Essa mistura de curiosidade, observação, questionamento, ímpeto de realização, criação, solução de imprevistos, facilidade na aprendizagem e permanente busca pelo conhecimento, trouxe muitas dificuldades para minha adequação ao ambiente acadêmico.

Apesar de minha longa trajetória acadêmica, sempre me senti um peixe fora d’água, exatamente pelo meu perfil proativo e empreendedor.

Por sorte, sou muito resiliente e determinada. Foi graças a um amigo empreendedor no ramo de floricultura, para quem estagiei na época da faculdade de engenharia agronômica, que consegui compreender a razão de muitos conflitos.

Ele percebeu e falou claramente: “Carmem, você não é uma teórica, você tem espírito empreendedor”. Essa percepção gerou uma mudança de chave em minha trajetória pessoal.

Entendi que, assim como eu, havia muitos sonhadores dentro da academia, ansiosos por concretizar a vontade de transformar as pesquisas e as demandas que chegavam até nós, pesquisadores acadêmicos, em soluções aplicadas, ou seja, inovações

Em 2015, fiz o registro como MEI e comecei um longo percurso de capacitação sobre empreendedorismo, startups, marketing digital, modelo de negócios etc., tendo a liberdade de investir em experiências como profissional autônoma.

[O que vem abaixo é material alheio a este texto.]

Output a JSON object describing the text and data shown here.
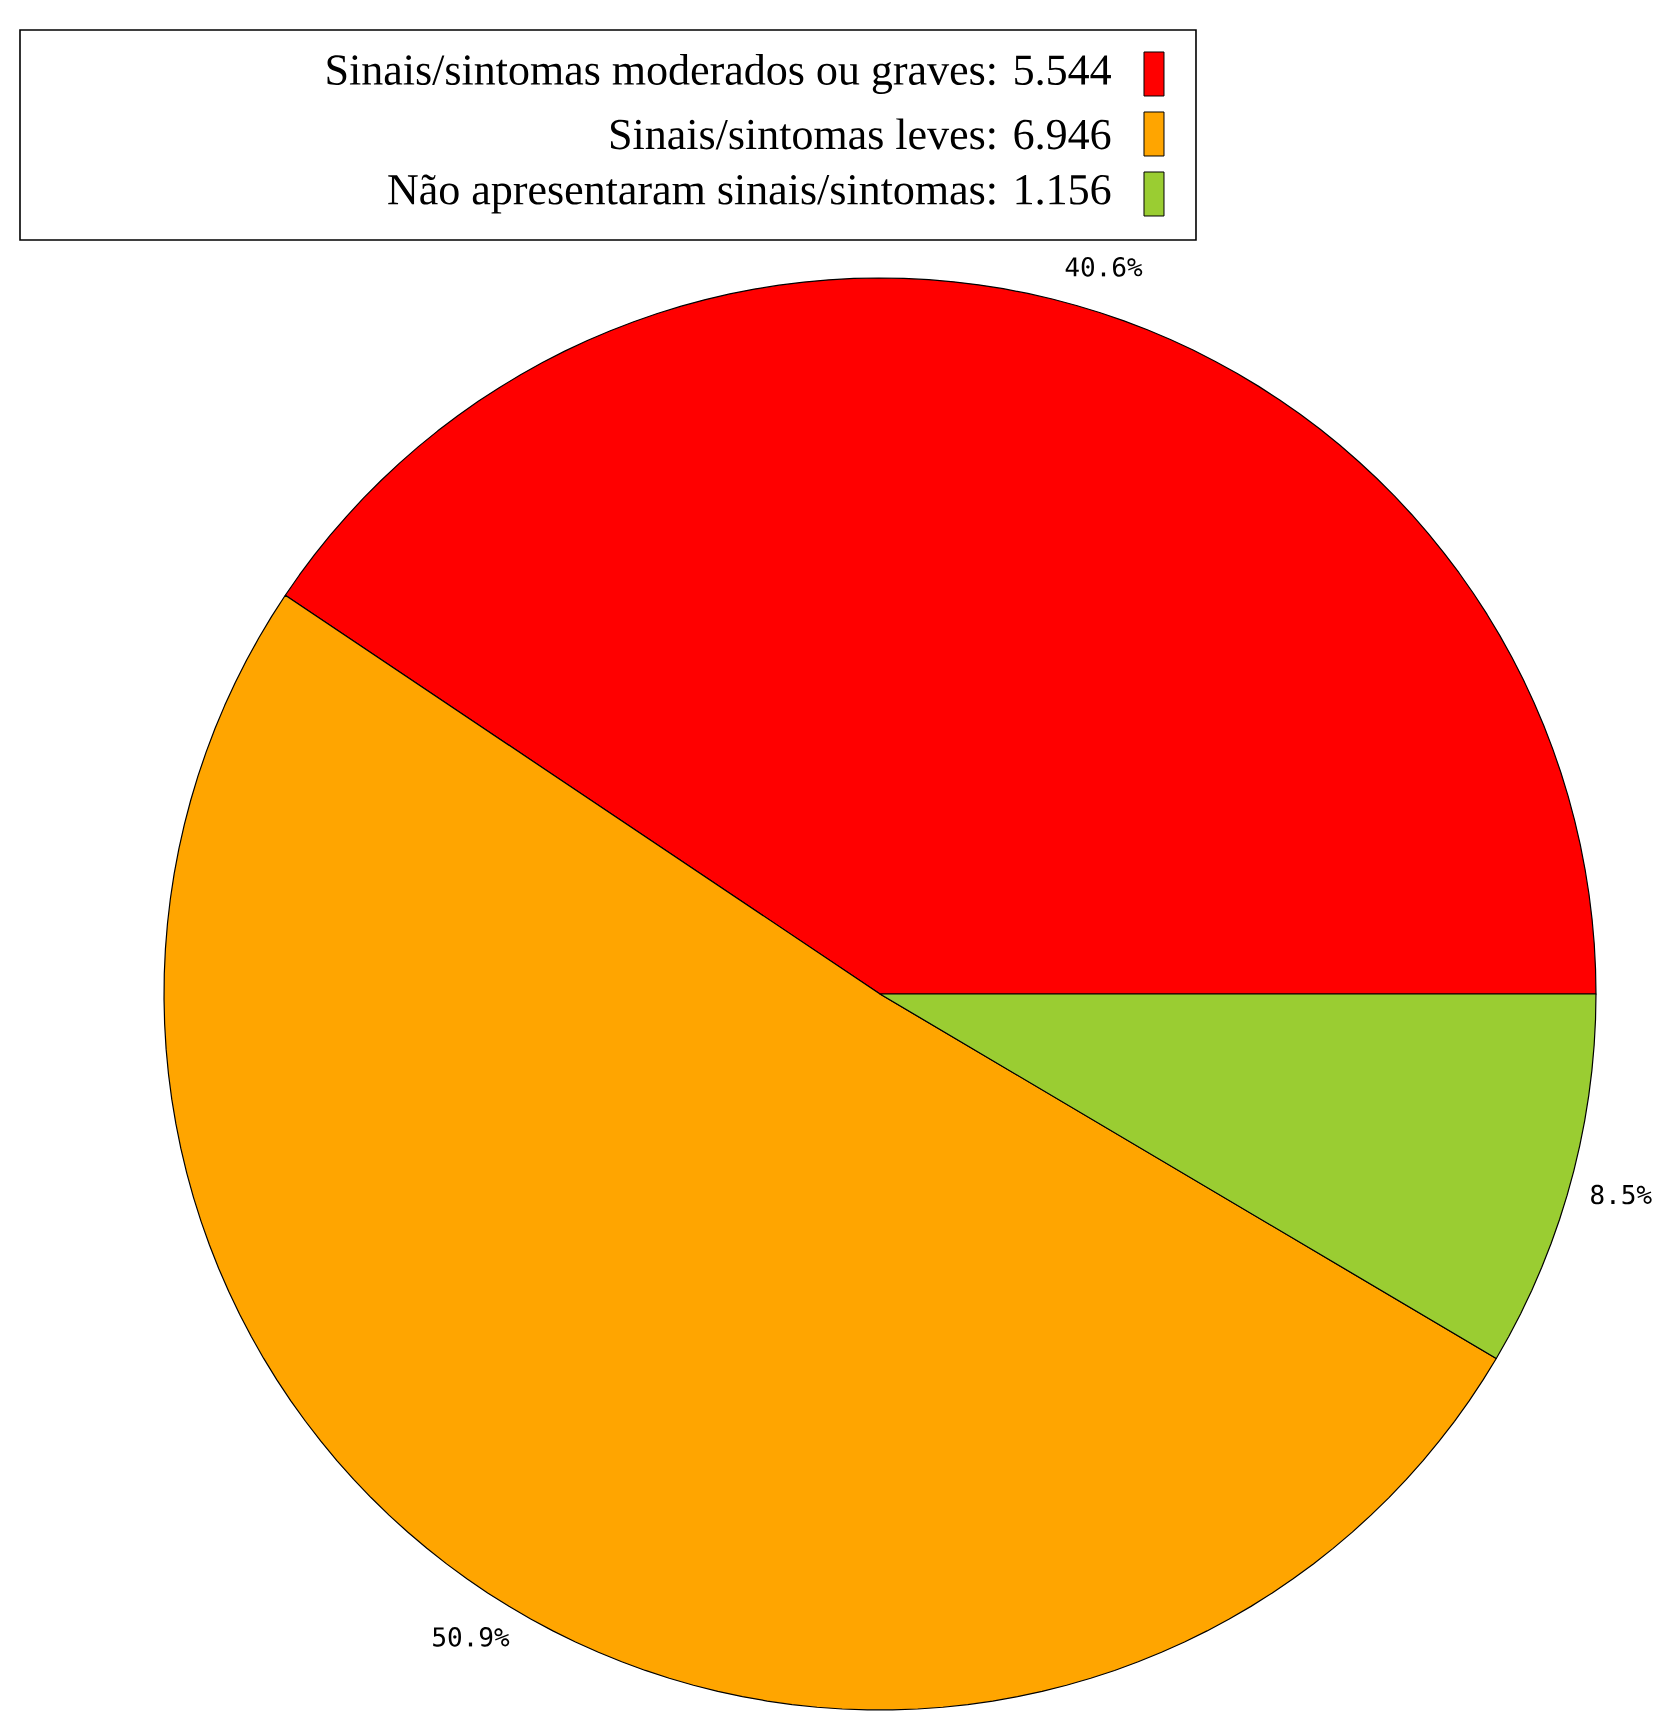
{
  "chart_data": {
    "type": "pie",
    "categories": [
      "Sinais/sintomas moderados ou graves: 5.544",
      "Sinais/sintomas leves: 6.946",
      "Não apresentaram sinais/sintomas: 1.156"
    ],
    "values": [
      40.6,
      50.9,
      8.5
    ],
    "value_labels": [
      "40.6%",
      "50.9%",
      "8.5%"
    ],
    "colors": [
      "#ff0000",
      "#ffa500",
      "#9acd32"
    ],
    "legend": "top left"
  }
}
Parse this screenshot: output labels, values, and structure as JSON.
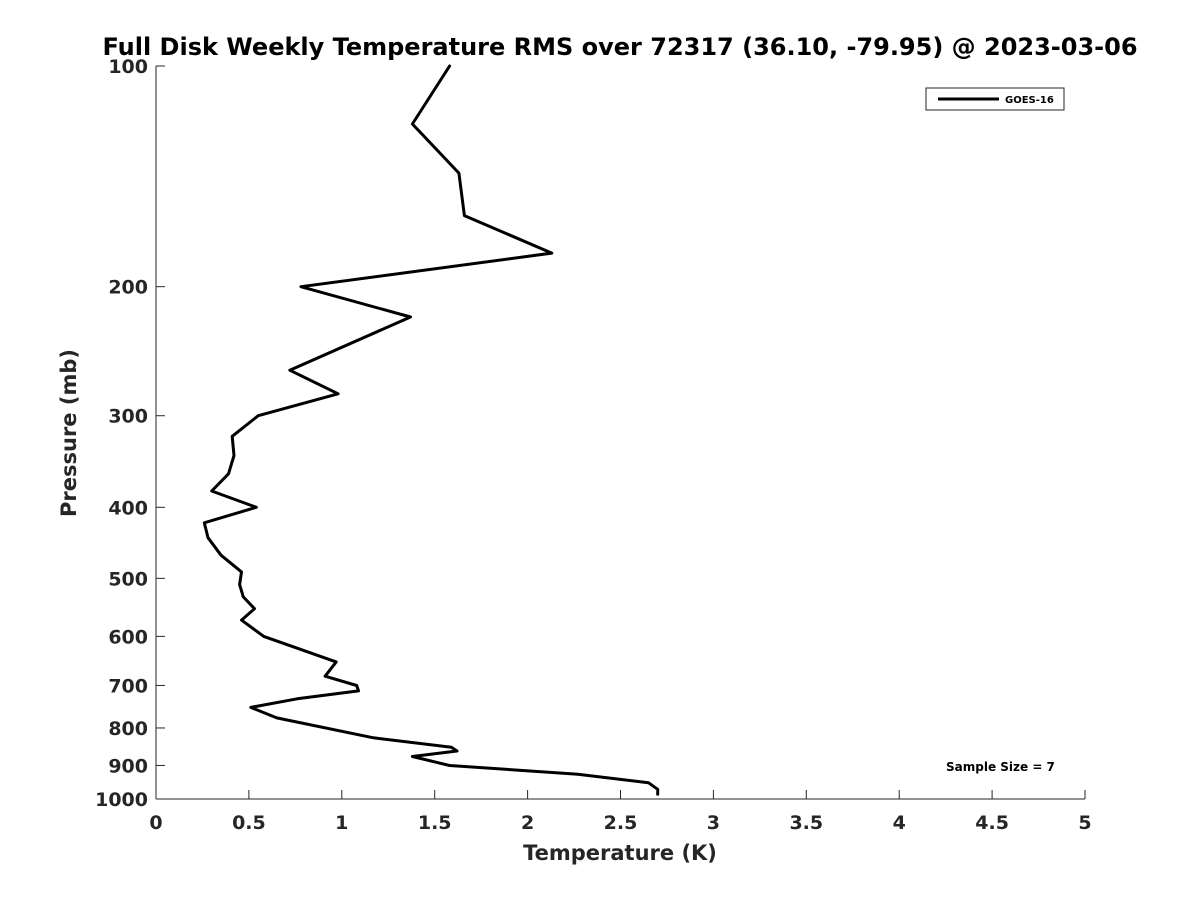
{
  "chart_data": {
    "type": "line",
    "title": "Full Disk Weekly Temperature RMS over 72317 (36.10, -79.95) @ 2023-03-06",
    "xlabel": "Temperature (K)",
    "ylabel": "Pressure (mb)",
    "xlim": [
      0,
      5
    ],
    "ylim": [
      100,
      1000
    ],
    "y_scale": "log",
    "y_reversed": true,
    "x_ticks": [
      "0",
      "0.5",
      "1",
      "1.5",
      "2",
      "2.5",
      "3",
      "3.5",
      "4",
      "4.5",
      "5"
    ],
    "y_ticks": [
      "100",
      "200",
      "300",
      "400",
      "500",
      "600",
      "700",
      "800",
      "900",
      "1000"
    ],
    "grid": false,
    "legend_position": "top-right",
    "series": [
      {
        "name": "GOES-16",
        "color": "#000000",
        "points": [
          {
            "x": 1.58,
            "y": 100
          },
          {
            "x": 1.38,
            "y": 120
          },
          {
            "x": 1.63,
            "y": 140
          },
          {
            "x": 1.66,
            "y": 160
          },
          {
            "x": 2.13,
            "y": 180
          },
          {
            "x": 0.78,
            "y": 200
          },
          {
            "x": 1.37,
            "y": 220
          },
          {
            "x": 0.72,
            "y": 260
          },
          {
            "x": 0.98,
            "y": 280
          },
          {
            "x": 0.55,
            "y": 300
          },
          {
            "x": 0.41,
            "y": 320
          },
          {
            "x": 0.42,
            "y": 340
          },
          {
            "x": 0.39,
            "y": 360
          },
          {
            "x": 0.3,
            "y": 380
          },
          {
            "x": 0.54,
            "y": 400
          },
          {
            "x": 0.26,
            "y": 420
          },
          {
            "x": 0.28,
            "y": 440
          },
          {
            "x": 0.35,
            "y": 465
          },
          {
            "x": 0.46,
            "y": 490
          },
          {
            "x": 0.45,
            "y": 510
          },
          {
            "x": 0.47,
            "y": 530
          },
          {
            "x": 0.53,
            "y": 550
          },
          {
            "x": 0.46,
            "y": 570
          },
          {
            "x": 0.58,
            "y": 600
          },
          {
            "x": 0.97,
            "y": 650
          },
          {
            "x": 0.91,
            "y": 680
          },
          {
            "x": 1.08,
            "y": 700
          },
          {
            "x": 1.09,
            "y": 712
          },
          {
            "x": 0.76,
            "y": 730
          },
          {
            "x": 0.51,
            "y": 750
          },
          {
            "x": 0.65,
            "y": 775
          },
          {
            "x": 1.17,
            "y": 825
          },
          {
            "x": 1.59,
            "y": 850
          },
          {
            "x": 1.62,
            "y": 860
          },
          {
            "x": 1.38,
            "y": 875
          },
          {
            "x": 1.58,
            "y": 900
          },
          {
            "x": 2.27,
            "y": 925
          },
          {
            "x": 2.65,
            "y": 950
          },
          {
            "x": 2.7,
            "y": 970
          },
          {
            "x": 2.7,
            "y": 985
          }
        ]
      }
    ],
    "annotations": [
      "Sample Size = 7"
    ]
  }
}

Desde então, trabalho com produtos e serviços ambientais. Em áreas urbanas, atuo com elaboração, execução e manutenção de projetos de jardins funcionais, além de arborização urbana e hortas comunitárias. No ambiente periurbano, atuo com apoio técnico aos “neo-rurais” e, em áreas rurais, cuido do diagnóstico e de projetos para a recuperação de áreas degradadas.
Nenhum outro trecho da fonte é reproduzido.